Doing procedures for the first time on a real human being was exciting for me as a third year medical student. But, I frequently felt like I needed to act like I knew what I was doing, even when I did not. Putting in sutures and passing a tube into someone who was unaware relieved me of that stress. I didn’t have to pretend I knew what I was doing. Now, thirty-two years later, I don’t have to pretend. I know what I am doing and it is nice to have that confidence.
Four stitches in a scalp was a big deal to me back then. Today, it is about as straightforward a patient as I could imagine seeing. I was really buzzed to actually be able to stitch someone up. Now, it would be a simple, hardly noteworthy event.

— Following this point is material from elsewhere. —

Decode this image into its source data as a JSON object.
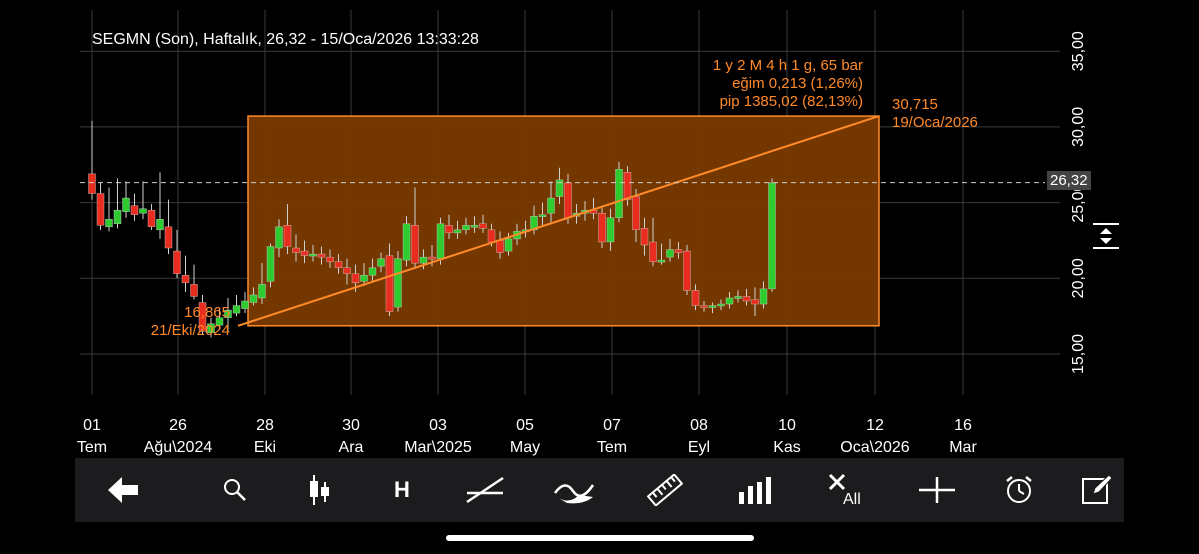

Passing a tube through someone’s nose into the stomach can actually be kind of tricky. Way back then, both the novelty and the technical challenge of doing this procedure were exciting. Since I had never done it before, the nurse showed me how to do it. Now, our nurses pass naso-gastric tubes most of the time, so I rarely do it anymore. I only get involved if the nurse has trouble and they need my expertise to get the tube down.
Finally, I have taken care of so many drunks that, if a drunk came in tonight with poop down to his toes, I wouldn’t even be fazed.
It’s no wonder I took time to write my parents and tell them about this first patient – and no wonder it wouldn’t even impress me if I were to see that same patient tonight.